Als sein Arbeitgeber die Niederlassung in Frankfurt dichtmachte, war das für Brauße ein Schock. „Die Kündigung kam kurz vor Weihnachten”, erzählt der 44-Jährige. Nach zwölf Jahren in einem Job, in dem er zuletzt ein sechsstelliges Jahresgehalt verdiente, plagten ihn Existenzängste. Heute sieht er die Entlassung als Glücksfall: „Ich bin zufriedener als früher, weil ich mich mehr mit meinem Job identifizieren kann.”

Das Motto „Wenn mich meine Firma nicht mehr will, gründe ich eben selbst eine”, ist aber nicht jedem Arbeitslosem zu empfehlen. Sich nur aus Not selbstständig zu machen, ist wenig erfolgversprechend. Firmengründer bräuchten als Erstes eine gute Geschäftsidee, sagt Jürgen Mehnert von der Handelskammer Hamburg. Seine Leidenschaft zum Beruf zu machen, garantiere noch keinen Geschäftserfolg. Wer ein Restaurant aufmacht, nur weil er gerne kocht, ziehe damit noch lange keine Gäste an.

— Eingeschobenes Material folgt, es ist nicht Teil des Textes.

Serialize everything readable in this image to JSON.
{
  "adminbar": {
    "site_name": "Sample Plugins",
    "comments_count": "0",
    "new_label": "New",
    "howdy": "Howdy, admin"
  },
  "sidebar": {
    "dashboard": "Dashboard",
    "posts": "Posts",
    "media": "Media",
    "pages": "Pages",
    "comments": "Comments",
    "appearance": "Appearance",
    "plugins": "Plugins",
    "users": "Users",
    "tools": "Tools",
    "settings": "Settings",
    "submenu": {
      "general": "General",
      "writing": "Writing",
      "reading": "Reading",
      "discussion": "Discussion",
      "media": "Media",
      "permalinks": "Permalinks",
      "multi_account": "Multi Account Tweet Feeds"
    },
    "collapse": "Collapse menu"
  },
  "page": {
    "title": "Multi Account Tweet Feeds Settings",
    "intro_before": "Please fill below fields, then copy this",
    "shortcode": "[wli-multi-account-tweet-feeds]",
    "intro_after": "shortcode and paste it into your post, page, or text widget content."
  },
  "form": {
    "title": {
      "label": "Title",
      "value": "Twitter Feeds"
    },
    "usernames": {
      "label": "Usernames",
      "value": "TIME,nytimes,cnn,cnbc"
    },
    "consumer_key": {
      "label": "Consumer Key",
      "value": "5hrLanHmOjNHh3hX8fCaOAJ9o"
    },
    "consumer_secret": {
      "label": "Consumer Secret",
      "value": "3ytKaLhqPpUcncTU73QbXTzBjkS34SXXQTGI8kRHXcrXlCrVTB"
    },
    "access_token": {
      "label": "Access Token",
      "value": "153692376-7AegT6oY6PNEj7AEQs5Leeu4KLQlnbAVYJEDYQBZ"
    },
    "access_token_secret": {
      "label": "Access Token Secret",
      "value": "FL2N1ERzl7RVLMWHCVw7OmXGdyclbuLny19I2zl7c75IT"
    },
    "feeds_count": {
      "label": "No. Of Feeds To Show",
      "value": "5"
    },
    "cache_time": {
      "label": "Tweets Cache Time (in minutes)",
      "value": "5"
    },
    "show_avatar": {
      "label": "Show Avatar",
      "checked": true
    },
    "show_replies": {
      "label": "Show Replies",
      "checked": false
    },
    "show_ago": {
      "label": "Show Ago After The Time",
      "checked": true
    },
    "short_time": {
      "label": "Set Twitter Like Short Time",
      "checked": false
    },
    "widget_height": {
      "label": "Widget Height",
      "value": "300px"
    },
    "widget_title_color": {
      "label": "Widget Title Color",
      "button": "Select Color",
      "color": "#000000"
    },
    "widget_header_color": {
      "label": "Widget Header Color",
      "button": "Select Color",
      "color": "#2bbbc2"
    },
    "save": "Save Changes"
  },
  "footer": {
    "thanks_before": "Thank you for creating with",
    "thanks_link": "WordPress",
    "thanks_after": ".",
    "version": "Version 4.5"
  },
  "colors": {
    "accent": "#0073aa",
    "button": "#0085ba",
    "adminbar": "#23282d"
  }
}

Ex-Banker Brauße hatte sich schon früher darüber geärgert, dass zwischen all den Hochhäusern rund um seine alte Arbeitsstätte in Frankfurt eine bodenständige Imbissbude fehlte. Er scheint tatsächlich eine Marktlücke gefunden zu haben: Mit seinem Imbiss habe er nach einem dreiviertel Jahr schon so viel eingenommen, wie er für das ganze erste Jahr eingeplant hatte, erzählt er. Zwar könne nicht jeder eine völlig neue Idee aus dem Hut zaubern, meint Mehnert. Wer aber einen Blumenladen oder Copyshop eröffnet, wie es ihn bereits zigfach im Ort gibt, scheitert wahrscheinlich schnell. „Wenn er sich nicht abhebt von den anderen, wird er es schwerhaben.”

Der nächste Schritt ist ein umfassender Businessplan. Dabei muss das Projekt durchgerechnet und realistisch eingeschätzt werden, wann die eigene Firma Gewinn abwirft. „Planen Sie eine angemessene Anlaufzeit ein”, rät Mehnert. Ein Webdesigner etwa müsse damit rechnen, dass einige Monate vergehen, bis er den ersten Auftrag in der Tasche hat. Außerdem sollten Arbeitslose sich rechtzeitig um Fördermittel kümmern, wenn sie sich selbstständig machen. Für die erste Zeit könnten sie den sogenannten Gründungszuschuss beantragen, erklärt Mehnert. Und für nötige Investitionen, etwa für das Einrichten eines Friseursalons, gebe es Förderkredite der KfW-Bank.

Ob Arbeitslose als Gründer taugen, ist auch eine Typfrage: Dazu bräuchten sie Mut zum Risiko und Stehvermögen, erläutert der Businesstrainer Michael Fridrich aus Aachen. Auch dürften sie sich nicht vor der Kundenakquise scheuen. „Wer sagt: Verkaufen ist nicht so mein Ding, ist nicht dafür geeignet.” Kaufmännisches Denken sei ebenfalls nötig, ergänzt Mehnert: „Ein Hobbykoch versteht nicht unbedingt etwas vom Wareneinkauf.”

In den ersten Jahren seien Wochenarbeitszeiten von 60 bis 70 Stunden für Selbstständige keine Ausnahme, so die Bundesagentur für Arbeit. Thomas Brauße kann das bestätigten: „Selbstständig sein heißt eben: Man arbeitet selbst, und das ständig.”